The inten sity indices for IL 8 were 0. 17 for the control, 0. 52 for Paclitaxel solubility IL 1 alone, 0. 20 for epinephrine alone, and 0. 64 for IL 1 plus epinephrine. The results with IL 13 expression showed the same pattern. IL 1 was a good inducer of IL 13 transcription while epinephrine alone only minimally induced IL 13 mRNA. The combined stimulus of IL 1 and epinephrine significantly increased IL 13 mRNA pro duction over that seen with each stimulus alone. RT PCR neously with IL 1 into the cultures, the production of IL 6 was enhanced significantly compared with that induced by IL 1 alone. Since the physiolog ical concentration of epinephrine in plasma is 0. 11 0. 27 10 6 M, we decided to use epinephrine at a supramaximal concentration of 1 10 5 M for the rest of the experiments.
In addition to IL 6, the enhancing effect of epinephrine was also observed in the production of IL 8 and IL 13 from IL 1 induced HMC 1 cells. To measure proatherogenic cytokine gene expression, HMC 1 were treated with IL 1, epinephrine, and IL 1 plus epinephrine for 6 hours and harvested for transcrip tional analysis via RT PCR. IL 1 treated HMC 1 showed increased IL 6 mRNA transcription as seen with densitom etry, while epinephrine alone appeared to have no effect. When IL 1 and epinephrine were added together to HMC 1, IL 6 mRNA expression increased over IL 1 treat ment alone. The intensities of the cytokine and house keeping gene bands were measured by den sitometry, and the ratio of the cytokine to the house keep Intensity indices for IL 13 were 0. 22 for the control, 0. 57 for IL 1 alone, 0.
20 for epinephrine alone, and 0. 64 for IL 1 plus epinephrine. To evaluate further the ability of epinephrine to induce IL 13 transcription at a molecular level, we transiently transfected HMC 1 cells with mini mal promoter sequences as described in the materials and methods. IL 1 at 10 ng ml significantly increased IL 13 promotor activity as detected by luciferase expression. Epinephrine did not enhance IL 13 promoter activity suggesting that post transcriptional mechanisms may be involved in the IL 13 induction. It is likely that epinephrine either prolongs IL 13 mRNA half life and or enhances IL 13 secretory processes from the mast cell in response to IL 1 stimulation.
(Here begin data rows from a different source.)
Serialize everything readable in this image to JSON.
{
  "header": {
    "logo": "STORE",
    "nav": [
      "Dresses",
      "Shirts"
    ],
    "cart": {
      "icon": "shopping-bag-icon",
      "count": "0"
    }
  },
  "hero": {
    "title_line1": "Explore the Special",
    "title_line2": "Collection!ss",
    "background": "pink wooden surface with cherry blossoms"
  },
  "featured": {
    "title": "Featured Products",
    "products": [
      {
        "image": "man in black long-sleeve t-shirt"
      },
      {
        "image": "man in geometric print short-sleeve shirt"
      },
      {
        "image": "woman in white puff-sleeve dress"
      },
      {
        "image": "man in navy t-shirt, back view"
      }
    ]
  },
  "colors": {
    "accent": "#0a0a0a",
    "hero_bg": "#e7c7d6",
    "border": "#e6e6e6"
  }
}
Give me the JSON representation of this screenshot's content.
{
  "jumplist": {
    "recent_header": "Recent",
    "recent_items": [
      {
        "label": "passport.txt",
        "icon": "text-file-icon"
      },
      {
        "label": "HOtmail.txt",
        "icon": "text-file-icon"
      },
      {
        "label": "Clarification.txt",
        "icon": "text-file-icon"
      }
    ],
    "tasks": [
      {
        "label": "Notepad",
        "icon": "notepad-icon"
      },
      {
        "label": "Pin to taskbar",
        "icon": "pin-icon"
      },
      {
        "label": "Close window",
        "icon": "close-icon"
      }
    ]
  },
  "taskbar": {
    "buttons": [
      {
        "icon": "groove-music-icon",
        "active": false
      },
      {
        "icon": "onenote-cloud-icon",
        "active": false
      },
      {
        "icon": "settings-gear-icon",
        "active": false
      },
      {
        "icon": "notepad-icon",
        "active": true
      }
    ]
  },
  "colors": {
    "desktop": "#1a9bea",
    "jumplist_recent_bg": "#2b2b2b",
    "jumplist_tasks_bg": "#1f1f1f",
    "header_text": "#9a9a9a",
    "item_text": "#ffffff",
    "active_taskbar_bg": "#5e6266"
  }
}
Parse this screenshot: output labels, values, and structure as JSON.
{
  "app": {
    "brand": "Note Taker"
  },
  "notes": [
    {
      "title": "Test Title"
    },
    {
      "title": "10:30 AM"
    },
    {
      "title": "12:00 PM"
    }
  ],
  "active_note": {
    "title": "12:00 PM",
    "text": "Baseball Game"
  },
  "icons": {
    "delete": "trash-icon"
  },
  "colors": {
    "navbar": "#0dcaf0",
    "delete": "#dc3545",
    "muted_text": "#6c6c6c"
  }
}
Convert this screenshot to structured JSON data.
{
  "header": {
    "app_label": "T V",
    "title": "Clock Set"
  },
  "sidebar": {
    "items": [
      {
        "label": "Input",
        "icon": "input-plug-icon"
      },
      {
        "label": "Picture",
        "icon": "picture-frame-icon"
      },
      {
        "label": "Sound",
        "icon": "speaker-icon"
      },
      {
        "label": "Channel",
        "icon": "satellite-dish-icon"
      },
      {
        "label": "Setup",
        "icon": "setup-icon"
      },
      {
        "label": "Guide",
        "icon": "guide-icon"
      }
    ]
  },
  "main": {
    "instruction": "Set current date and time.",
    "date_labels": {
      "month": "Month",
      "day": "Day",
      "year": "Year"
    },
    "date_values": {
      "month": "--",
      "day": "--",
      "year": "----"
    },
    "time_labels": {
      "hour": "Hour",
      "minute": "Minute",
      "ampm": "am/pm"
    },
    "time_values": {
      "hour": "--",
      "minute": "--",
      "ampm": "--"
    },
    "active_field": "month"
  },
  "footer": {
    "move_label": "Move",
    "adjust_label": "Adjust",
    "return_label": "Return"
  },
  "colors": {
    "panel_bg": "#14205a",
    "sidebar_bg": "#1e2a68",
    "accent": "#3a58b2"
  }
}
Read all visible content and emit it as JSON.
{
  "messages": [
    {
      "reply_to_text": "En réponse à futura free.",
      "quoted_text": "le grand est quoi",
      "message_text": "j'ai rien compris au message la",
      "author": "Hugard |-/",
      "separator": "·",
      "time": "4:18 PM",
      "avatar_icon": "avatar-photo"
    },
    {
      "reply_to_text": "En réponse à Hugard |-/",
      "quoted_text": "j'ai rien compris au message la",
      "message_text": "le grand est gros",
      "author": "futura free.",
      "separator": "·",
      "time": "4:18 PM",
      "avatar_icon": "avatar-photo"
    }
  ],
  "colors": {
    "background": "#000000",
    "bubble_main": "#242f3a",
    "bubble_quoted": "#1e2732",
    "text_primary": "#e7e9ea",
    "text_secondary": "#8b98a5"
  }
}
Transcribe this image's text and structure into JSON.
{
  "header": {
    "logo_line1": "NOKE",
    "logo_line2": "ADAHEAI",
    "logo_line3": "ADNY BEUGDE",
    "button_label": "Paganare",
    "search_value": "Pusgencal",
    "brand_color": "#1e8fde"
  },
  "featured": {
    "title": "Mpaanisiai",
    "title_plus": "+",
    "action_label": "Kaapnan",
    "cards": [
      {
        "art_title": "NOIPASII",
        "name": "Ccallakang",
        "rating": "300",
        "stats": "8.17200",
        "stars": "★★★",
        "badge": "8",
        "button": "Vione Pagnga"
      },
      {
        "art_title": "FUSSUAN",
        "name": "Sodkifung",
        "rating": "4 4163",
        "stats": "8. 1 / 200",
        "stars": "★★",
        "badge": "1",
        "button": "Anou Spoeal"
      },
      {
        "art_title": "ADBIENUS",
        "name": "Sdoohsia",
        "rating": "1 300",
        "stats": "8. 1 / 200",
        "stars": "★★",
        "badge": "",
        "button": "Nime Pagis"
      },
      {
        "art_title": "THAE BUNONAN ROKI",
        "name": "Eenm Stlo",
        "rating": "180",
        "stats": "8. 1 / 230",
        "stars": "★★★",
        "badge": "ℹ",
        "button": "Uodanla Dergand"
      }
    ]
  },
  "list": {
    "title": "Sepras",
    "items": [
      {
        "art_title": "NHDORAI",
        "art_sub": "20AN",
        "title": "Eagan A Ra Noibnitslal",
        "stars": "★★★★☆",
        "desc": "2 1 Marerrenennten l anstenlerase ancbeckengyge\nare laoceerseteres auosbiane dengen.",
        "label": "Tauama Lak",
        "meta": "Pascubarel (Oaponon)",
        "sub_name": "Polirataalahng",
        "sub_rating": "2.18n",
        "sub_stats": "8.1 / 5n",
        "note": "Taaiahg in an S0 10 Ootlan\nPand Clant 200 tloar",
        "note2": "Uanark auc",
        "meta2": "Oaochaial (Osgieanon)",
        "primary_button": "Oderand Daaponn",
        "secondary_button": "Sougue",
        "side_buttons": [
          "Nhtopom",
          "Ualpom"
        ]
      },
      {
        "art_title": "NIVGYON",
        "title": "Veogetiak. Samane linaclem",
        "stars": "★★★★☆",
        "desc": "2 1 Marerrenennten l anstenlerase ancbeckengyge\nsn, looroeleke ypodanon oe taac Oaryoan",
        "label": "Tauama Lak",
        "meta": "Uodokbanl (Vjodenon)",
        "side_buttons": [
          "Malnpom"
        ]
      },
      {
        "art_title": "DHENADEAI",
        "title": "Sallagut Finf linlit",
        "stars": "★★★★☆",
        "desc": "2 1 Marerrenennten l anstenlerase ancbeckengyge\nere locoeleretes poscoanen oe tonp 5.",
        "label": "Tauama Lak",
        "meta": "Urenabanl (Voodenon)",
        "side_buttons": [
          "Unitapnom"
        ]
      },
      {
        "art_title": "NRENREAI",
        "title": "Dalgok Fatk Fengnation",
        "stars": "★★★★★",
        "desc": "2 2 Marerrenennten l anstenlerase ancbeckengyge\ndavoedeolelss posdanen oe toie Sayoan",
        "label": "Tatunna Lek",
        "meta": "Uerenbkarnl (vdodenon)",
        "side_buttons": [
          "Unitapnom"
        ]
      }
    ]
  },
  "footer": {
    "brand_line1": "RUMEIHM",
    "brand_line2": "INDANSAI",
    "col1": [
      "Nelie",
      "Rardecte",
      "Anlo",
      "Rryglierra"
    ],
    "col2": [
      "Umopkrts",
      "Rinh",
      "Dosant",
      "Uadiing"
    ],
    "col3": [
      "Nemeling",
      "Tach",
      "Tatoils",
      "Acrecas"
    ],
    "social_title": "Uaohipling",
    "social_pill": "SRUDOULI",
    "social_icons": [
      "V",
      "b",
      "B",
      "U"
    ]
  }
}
Enhancing effect of epinephrine on proatherogenic cytokine production from IL 1 induced HMC 1 is down regulated Batimastat by adrenoceptor antagonists Since our previous study has shown that the effect of epinephrine on nitric oxide synthesis is mediated by adrenoceptors, adrenergic receptor antagonists were used to block the enhancing effect of epinephrine on proatherogenic cytokine production in HMC 1. Propranolol and atenolol at a concentration of 1 10 4 M did not affect the cell viability in the cultures, nor induced production of IL 6, IL 8 or IL 13. When propranolol at 1 10 4 and 1 10 5 M was used in the culture, it significantly reduced the enhancing effect of epinephrine on IL 6 production.